Ciò in quanto l'eccezione relativa alla convivenza triennale come coniugi, ostativa alla positiva delibazione della sentenza ecclesiastica di nullità del matrimonio, rientra nelle eccezioni che la legge riserva alla disponibilità della parte interessata.
Lo ha chiarito la Corte di Cassazione, prima sezione civile, nella sentenza n. 24729/2018 rigettando il ricorso del Procuratore Generale presso la Corte di Cassazione stessa contro il provvedimento che aveva dichiarato efficace nella Repubblica Italiana la sentenza di nullità del matrimonio concordatario emessa dal Tribunale Ecclesiastico competente.

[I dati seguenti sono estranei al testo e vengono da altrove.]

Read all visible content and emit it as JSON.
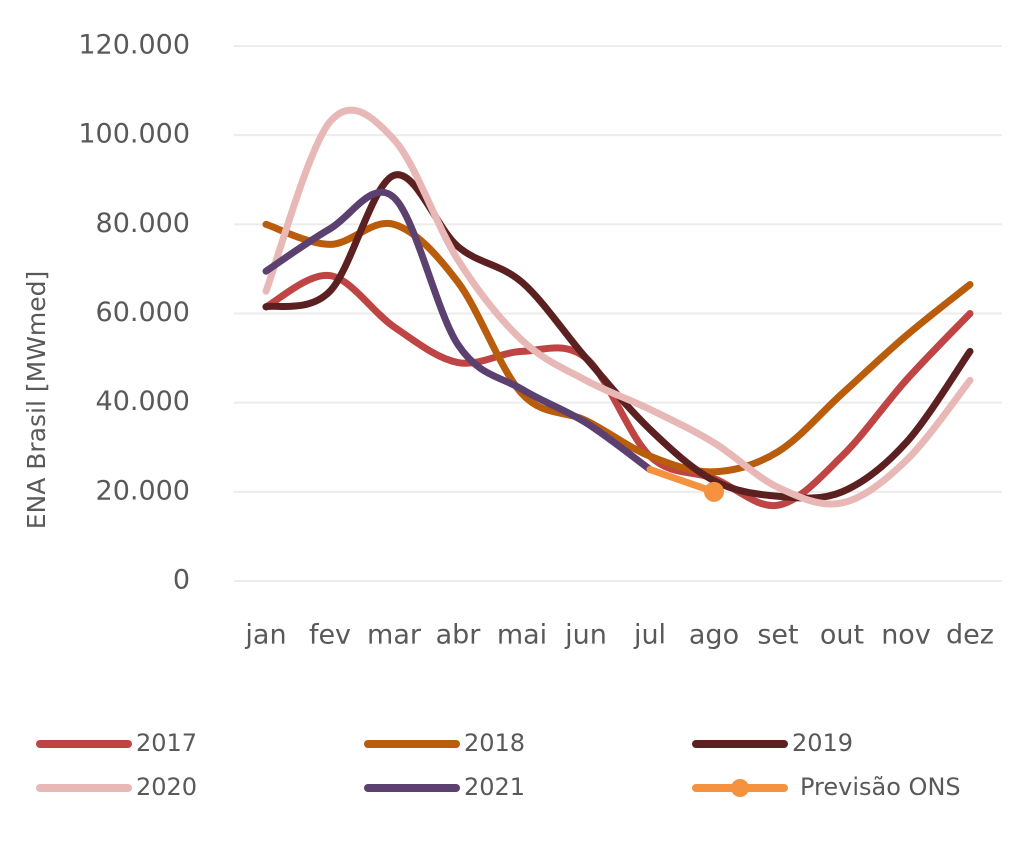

In particolare, la nullità del matrimonio, celebrato nel 1983, era stata dichiarata molti anni dopo (nel 2015) per grave difetto di discrezione di giudizio circa i diritti e doveri matrimoniali e per incapacità ad assumere gli obblighi essenziali del matrimonio, per cause di natura psichica, da parte del marito, che aveva promosso il giudizio di nullità.
Per la Corte d'Appello non sussistevano ostacoli alla dichiarazione di efficacia derivante da principi di ordine pubblico, in particolare quello della tutela dell'affidamento incolpevole dell'altro coniuge, non invocato dalla parte interessata.
ll Procuratore Generale aveva richiamato i precedenti delle Sezioni Unite (sent. nn. 16379 e 16380 del 2014) secondo cui alla favorevole delibazione della sentenza ecclesiastica di nullità del matrimonio osta, quale limite di ordine pubblico interno, la convivenza delle parti come coniugi protrattasi per almeno un triennio. Invece, nel caso di specie, i due coniugi avevano convissuto per circa 27 anni e avevano avuto due figli.
In conclusione, il matrimonio delle parti può dirsi definitivamente nullo anche per la Repubblica Italiana.